What is causal calculus? In essence, it’s a way of modelling the probability (P) of an event (L) happening if an action (X) takes place, while taking into account both mediating variables (so enabling the calculus to model of indirect as well as direct relationships between action and outcome) and influencing variables (so enabling the calculus to quantify and/or isolate other factors that may confuse, complexify or obscure the key relationship being interrogated much as the paragon of this form, the randomised control trial, seeks to do).

Pearl and his collaborators have developed a visual vernacular for mapping the causal relationships between these various elements for any given situation. These causal graphs in turn allows the construction of counterfactuals: how the mapped causal calculus if an influencing variable impinged on this node instead of that node, or if a mediating relationship should turn out to be reciprocal instead of just one way, for example. Once the pathways have been mapped, it then becomes possible to take data generated in one scenario and test its validity or plausibility in another, apparently comparable, scenario.

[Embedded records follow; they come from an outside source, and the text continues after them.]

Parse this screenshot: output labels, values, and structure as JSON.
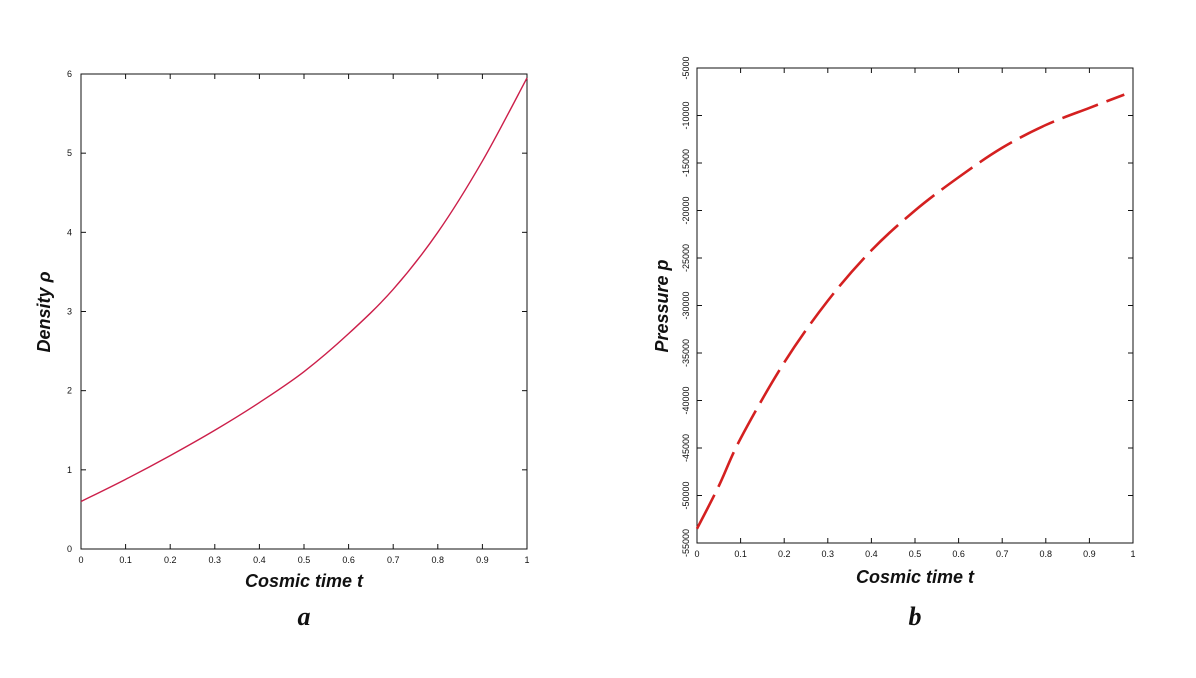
{
  "chart_data": [
    {
      "type": "line",
      "panel_label": "a",
      "xlabel": "Cosmic time t",
      "ylabel": "Density ρ",
      "xlim": [
        0,
        1
      ],
      "ylim": [
        0,
        6
      ],
      "x_ticks": [
        "0",
        "0.1",
        "0.2",
        "0.3",
        "0.4",
        "0.5",
        "0.6",
        "0.7",
        "0.8",
        "0.9",
        "1"
      ],
      "y_ticks": [
        "0",
        "1",
        "2",
        "3",
        "4",
        "5",
        "6"
      ],
      "grid": false,
      "series": [
        {
          "color": "#cc1f4a",
          "style": "solid",
          "x": [
            0,
            0.1,
            0.2,
            0.3,
            0.4,
            0.5,
            0.6,
            0.7,
            0.8,
            0.9,
            1.0
          ],
          "y": [
            0.6,
            0.88,
            1.18,
            1.5,
            1.85,
            2.24,
            2.72,
            3.28,
            4.0,
            4.9,
            5.95
          ]
        }
      ]
    },
    {
      "type": "line",
      "panel_label": "b",
      "xlabel": "Cosmic time t",
      "ylabel": "Pressure p",
      "xlim": [
        0,
        1
      ],
      "ylim": [
        -55000,
        -5000
      ],
      "x_ticks": [
        "0",
        "0.1",
        "0.2",
        "0.3",
        "0.4",
        "0.5",
        "0.6",
        "0.7",
        "0.8",
        "0.9",
        "1"
      ],
      "y_ticks": [
        "-55000",
        "-50000",
        "-45000",
        "-40000",
        "-35000",
        "-30000",
        "-25000",
        "-20000",
        "-15000",
        "-10000",
        "-5000"
      ],
      "grid": false,
      "series": [
        {
          "color": "#d42020",
          "style": "dashed",
          "x": [
            0,
            0.05,
            0.1,
            0.2,
            0.3,
            0.4,
            0.5,
            0.6,
            0.7,
            0.8,
            0.9,
            0.98
          ],
          "y": [
            -53500,
            -49000,
            -44000,
            -36000,
            -29500,
            -24200,
            -20000,
            -16500,
            -13400,
            -11000,
            -9200,
            -7800
          ]
        }
      ]
    }
  ]
}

This is much more than a Bayesian prior, though priors play an important role in estimating the initial conditions for any given do-calculus, as Pearl terms his graphs. But the do-calculus itself goes far beyond Bayesian techniques in its power and implications as it compartmentalises and tracks conditions that comprise the system under study, rather than taken a global probability snapshot at a given stage and feeding it back into the evolving prediction calculation. (For a nice summary of the technique — and a second recommendation of the book — check out  this Medium post  by data scientist Ken Tsui).

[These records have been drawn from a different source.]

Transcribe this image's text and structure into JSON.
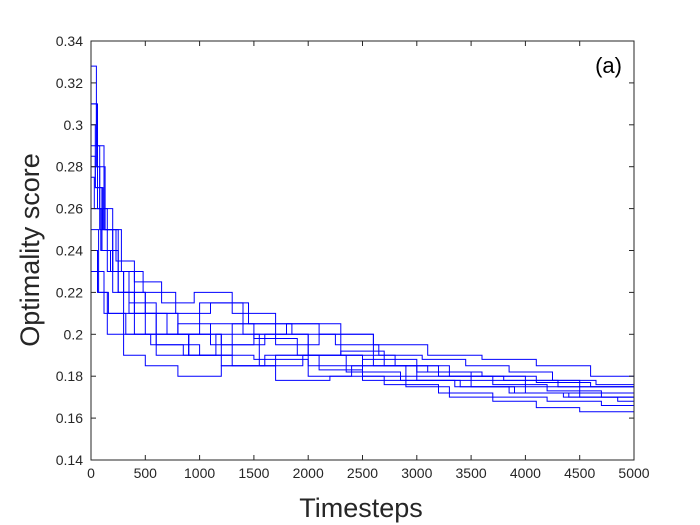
{
  "chart_data": {
    "type": "line",
    "title": "",
    "panel_label": "(a)",
    "xlabel": "Timesteps",
    "ylabel": "Optimality score",
    "xlim": [
      0,
      5000
    ],
    "ylim": [
      0.14,
      0.34
    ],
    "xticks": [
      0,
      500,
      1000,
      1500,
      2000,
      2500,
      3000,
      3500,
      4000,
      4500,
      5000
    ],
    "yticks": [
      0.14,
      0.16,
      0.18,
      0.2,
      0.22,
      0.24,
      0.26,
      0.28,
      0.3,
      0.32,
      0.34
    ],
    "ytick_labels": [
      "0.14",
      "0.16",
      "0.18",
      "0.2",
      "0.22",
      "0.24",
      "0.26",
      "0.28",
      "0.3",
      "0.32",
      "0.34"
    ],
    "grid": false,
    "line_color": "#0000ff",
    "axis_color": "#262626",
    "series": [
      {
        "x": [
          0,
          60,
          150,
          300,
          500,
          800,
          1100,
          1500,
          2000,
          2500,
          3000,
          3500,
          4000,
          4500,
          5000
        ],
        "values": [
          0.31,
          0.26,
          0.23,
          0.21,
          0.2,
          0.205,
          0.195,
          0.2,
          0.19,
          0.185,
          0.18,
          0.178,
          0.175,
          0.172,
          0.17
        ]
      },
      {
        "x": [
          0,
          50,
          120,
          250,
          400,
          700,
          1000,
          1400,
          1800,
          2300,
          2800,
          3300,
          3800,
          4300,
          5000
        ],
        "values": [
          0.328,
          0.29,
          0.25,
          0.22,
          0.21,
          0.2,
          0.215,
          0.2,
          0.205,
          0.19,
          0.185,
          0.18,
          0.178,
          0.175,
          0.173
        ]
      },
      {
        "x": [
          0,
          40,
          100,
          200,
          350,
          600,
          900,
          1300,
          1700,
          2100,
          2600,
          3100,
          3600,
          4100,
          4600,
          5000
        ],
        "values": [
          0.3,
          0.27,
          0.24,
          0.22,
          0.215,
          0.2,
          0.19,
          0.205,
          0.195,
          0.2,
          0.185,
          0.182,
          0.18,
          0.177,
          0.175,
          0.172
        ]
      },
      {
        "x": [
          0,
          80,
          200,
          400,
          600,
          900,
          1200,
          1600,
          2000,
          2400,
          2900,
          3400,
          3900,
          4400,
          5000
        ],
        "values": [
          0.28,
          0.25,
          0.23,
          0.2,
          0.19,
          0.2,
          0.185,
          0.19,
          0.18,
          0.185,
          0.178,
          0.175,
          0.172,
          0.17,
          0.168
        ]
      },
      {
        "x": [
          0,
          30,
          90,
          180,
          300,
          500,
          800,
          1200,
          1600,
          2000,
          2500,
          3000,
          3500,
          4000,
          4500,
          5000
        ],
        "values": [
          0.275,
          0.26,
          0.24,
          0.23,
          0.22,
          0.21,
          0.2,
          0.195,
          0.2,
          0.19,
          0.188,
          0.182,
          0.18,
          0.178,
          0.175,
          0.174
        ]
      },
      {
        "x": [
          0,
          100,
          250,
          500,
          800,
          1100,
          1500,
          1900,
          2300,
          2700,
          3200,
          3700,
          4200,
          4700,
          5000
        ],
        "values": [
          0.26,
          0.24,
          0.22,
          0.21,
          0.2,
          0.205,
          0.198,
          0.19,
          0.192,
          0.185,
          0.18,
          0.176,
          0.173,
          0.17,
          0.168
        ]
      },
      {
        "x": [
          0,
          70,
          160,
          320,
          550,
          850,
          1150,
          1550,
          1950,
          2350,
          2850,
          3350,
          3850,
          4350,
          4850,
          5000
        ],
        "values": [
          0.25,
          0.22,
          0.21,
          0.2,
          0.195,
          0.19,
          0.2,
          0.185,
          0.19,
          0.182,
          0.178,
          0.175,
          0.172,
          0.17,
          0.168,
          0.166
        ]
      },
      {
        "x": [
          0,
          60,
          150,
          300,
          500,
          800,
          1200,
          1700,
          2200,
          2700,
          3200,
          3700,
          4200,
          4700,
          5000
        ],
        "values": [
          0.24,
          0.22,
          0.2,
          0.19,
          0.185,
          0.18,
          0.185,
          0.178,
          0.18,
          0.176,
          0.172,
          0.17,
          0.168,
          0.166,
          0.165
        ]
      },
      {
        "x": [
          0,
          120,
          300,
          600,
          1000,
          1500,
          2000,
          2500,
          3000,
          3500,
          4000,
          4500,
          5000
        ],
        "values": [
          0.23,
          0.21,
          0.2,
          0.195,
          0.19,
          0.188,
          0.185,
          0.18,
          0.178,
          0.175,
          0.172,
          0.17,
          0.168
        ]
      },
      {
        "x": [
          0,
          50,
          130,
          280,
          480,
          780,
          1100,
          1450,
          1850,
          2250,
          2650,
          3050,
          3450,
          3850,
          4250,
          4650,
          5000
        ],
        "values": [
          0.31,
          0.28,
          0.25,
          0.23,
          0.22,
          0.21,
          0.215,
          0.205,
          0.2,
          0.195,
          0.19,
          0.188,
          0.185,
          0.182,
          0.178,
          0.176,
          0.175
        ]
      },
      {
        "x": [
          0,
          80,
          200,
          350,
          600,
          900,
          1300,
          1700,
          2100,
          2500,
          2900,
          3300,
          3700,
          4100,
          4500,
          5000
        ],
        "values": [
          0.29,
          0.26,
          0.23,
          0.21,
          0.2,
          0.19,
          0.185,
          0.19,
          0.183,
          0.178,
          0.175,
          0.17,
          0.168,
          0.165,
          0.163,
          0.16
        ]
      },
      {
        "x": [
          0,
          40,
          110,
          230,
          400,
          650,
          950,
          1300,
          1700,
          2100,
          2600,
          3100,
          3600,
          4100,
          4600,
          5000
        ],
        "values": [
          0.285,
          0.27,
          0.25,
          0.235,
          0.225,
          0.215,
          0.22,
          0.21,
          0.205,
          0.2,
          0.195,
          0.19,
          0.188,
          0.185,
          0.18,
          0.178
        ]
      }
    ]
  }
}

As you’d expect, in “The Book of Why” Pearl gives plenty of good toy examples of the do-calculus; what’s particularly interesting about these is the way that even a very simple causal graphs with only five or six nodes can help unpick incredibly thorny issues like the demonstration of causal relationship between smoking and lung cancer, or the comparative impacts of nature and nuture on personality.

It’s in these test cases, too, that we are able to see the profound impact of this approach on the entire discipline of statistics. It means no less than:

the mantra “Correlation does not imply causation” should give way to “Some correlations do imply causation.”
— Judea Pearl, "The Book of Why"

The do-calculus is the technique that allows us — or our computers — to interrogate situations and their counterfactuals to work out which correlations those are.

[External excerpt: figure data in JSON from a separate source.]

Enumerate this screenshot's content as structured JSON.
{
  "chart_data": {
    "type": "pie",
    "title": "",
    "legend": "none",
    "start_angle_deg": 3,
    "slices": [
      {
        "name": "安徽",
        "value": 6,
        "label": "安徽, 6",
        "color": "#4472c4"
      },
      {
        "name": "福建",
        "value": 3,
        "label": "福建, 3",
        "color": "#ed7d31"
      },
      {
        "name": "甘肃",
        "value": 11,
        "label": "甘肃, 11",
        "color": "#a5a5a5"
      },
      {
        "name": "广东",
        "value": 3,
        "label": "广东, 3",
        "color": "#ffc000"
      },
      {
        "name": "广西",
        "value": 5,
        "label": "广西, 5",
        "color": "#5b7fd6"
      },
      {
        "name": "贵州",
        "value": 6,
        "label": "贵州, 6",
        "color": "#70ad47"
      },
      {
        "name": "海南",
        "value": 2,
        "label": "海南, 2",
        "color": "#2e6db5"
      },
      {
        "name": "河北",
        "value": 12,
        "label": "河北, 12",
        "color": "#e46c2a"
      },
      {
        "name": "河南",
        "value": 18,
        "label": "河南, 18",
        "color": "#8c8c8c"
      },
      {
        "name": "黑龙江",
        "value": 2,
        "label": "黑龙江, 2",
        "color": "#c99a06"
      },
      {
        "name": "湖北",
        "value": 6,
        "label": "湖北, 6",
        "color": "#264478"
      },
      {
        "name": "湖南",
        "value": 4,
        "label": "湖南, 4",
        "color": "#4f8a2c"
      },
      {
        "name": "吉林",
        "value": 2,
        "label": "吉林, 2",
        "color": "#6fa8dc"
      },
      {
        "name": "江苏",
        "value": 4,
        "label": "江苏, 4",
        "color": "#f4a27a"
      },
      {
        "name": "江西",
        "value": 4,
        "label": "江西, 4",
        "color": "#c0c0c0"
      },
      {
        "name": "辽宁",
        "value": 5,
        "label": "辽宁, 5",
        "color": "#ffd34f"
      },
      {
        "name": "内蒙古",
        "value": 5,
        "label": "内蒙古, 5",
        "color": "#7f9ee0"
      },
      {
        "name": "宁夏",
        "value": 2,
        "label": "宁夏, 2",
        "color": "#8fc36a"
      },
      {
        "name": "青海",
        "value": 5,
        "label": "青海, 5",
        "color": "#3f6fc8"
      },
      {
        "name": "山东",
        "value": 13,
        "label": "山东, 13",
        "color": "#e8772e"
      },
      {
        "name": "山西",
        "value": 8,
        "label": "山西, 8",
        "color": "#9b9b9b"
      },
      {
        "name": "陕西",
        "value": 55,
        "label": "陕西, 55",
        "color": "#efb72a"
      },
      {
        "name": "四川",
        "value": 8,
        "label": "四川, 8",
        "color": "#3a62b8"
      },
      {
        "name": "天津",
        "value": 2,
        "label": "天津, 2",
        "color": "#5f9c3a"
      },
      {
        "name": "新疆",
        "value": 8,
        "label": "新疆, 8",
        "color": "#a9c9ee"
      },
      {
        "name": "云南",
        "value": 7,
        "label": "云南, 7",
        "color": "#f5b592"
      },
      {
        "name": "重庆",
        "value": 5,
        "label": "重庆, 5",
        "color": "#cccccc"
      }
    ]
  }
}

Dr. Freestone continues his lecture at CogX19, with an example of a full causal graph.

Dr. Freestone continues his lecture at CogX19, with an example of a full causal graph.

So now, I hope, it should be apparent why Mark Freestone’s talk at CogX 2019 excited me so much. It was the first example I’d come across since reading Pearl’s book of someone applying the do-calculus in the wild. As you can see from the photograph above, the causal graph of actions, outcomes, influences and mediators gets pretty crazy pretty fast when you’re trying to understand cause and effect in a situation as complex as the development of risk models for prediction and management of violence in mental health services (the focus of Freestone’s study).

The approach is also already beginning to make an impact on robotics. Start-up  Realtime Robotics  is making great progress on enabling interactive movement in machines by using  counterfactual causal models, creating a specialised processor and scripting language (Indigolog) specifically to enable it. DeepMind has been mucking about in this area too, as you’d expect. Check out some of their research findings  here.

I don’t pretend to be an expert in the do-calculus by any stretch. I’m writing this post partly to celebrate Pearl’s work, partly to tell you that it’s worthy of your attention if you haven’t come across it before, and partly to help me explain it to myself. To really grasp it I need to reread the whole book then start working through some trial examples; if I manage to get round to this while trying to close  Hospify’s seed round (which is keeping me pretty busy), I’ll let you know.

In the meantime, do go and read “The Book of Why” for yourself. I promise you it’s worth it.